[This article was originally published in Law360.]
A steady flow of M&A activity in the government contracts industry continues. Indeed, last year we saw over 100 publicly reported deals involving government contractors, and this pace has continued into 2018. This M&A activity has taken a variety of forms, including a number of “carveout” transactions, where a government-focused business is separated from its existing corporate structure. For instance, earlier this month L3 announced an agreement to sell its Vertex Aerospace to American Industrial Partners in what L3 described as an effort to optimize its portfolio of operations. Similarly, last month Siemens’ sold its federal business Dresser-Rand to Curtiss-Wright in order to allow Siemens to refocus on its core strengths.
Whether a carveout is absorbed by another company — such as Lockheed Martin’s sale of its IS&GS business to Leidos — or a carveout results in a new, stand-alone company — such as iRobot’s sale of its robot defense and security government business to private equity firm Arlington Capital, carveout deals can create great opportunities.

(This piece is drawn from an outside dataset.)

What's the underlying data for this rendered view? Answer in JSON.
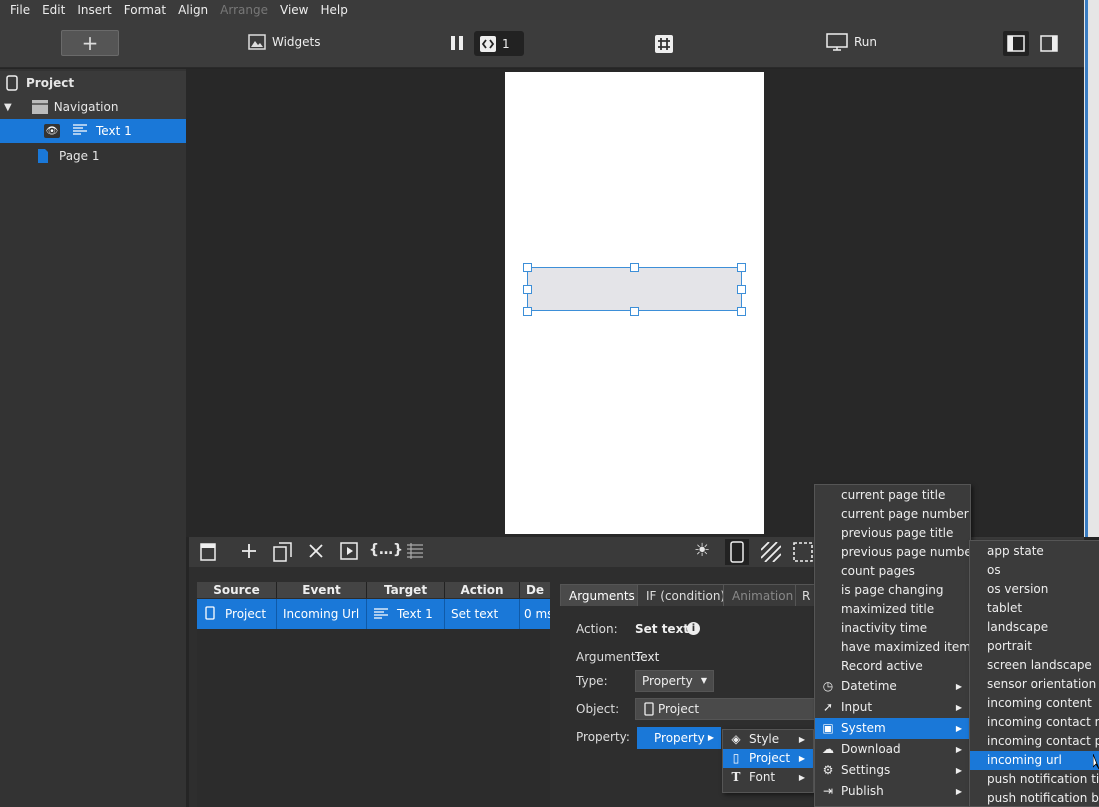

They can allow a seller to realize the value of the carved-out business, while also creating exciting opportunities for both the remaining and sold businesses to refocus resources on their missions. Also, carving out a business that is less than a natural fit with its larger organization can allow for the realization of synergies if the carved out business is placed in a structure more suited to the carved out business’s specialties.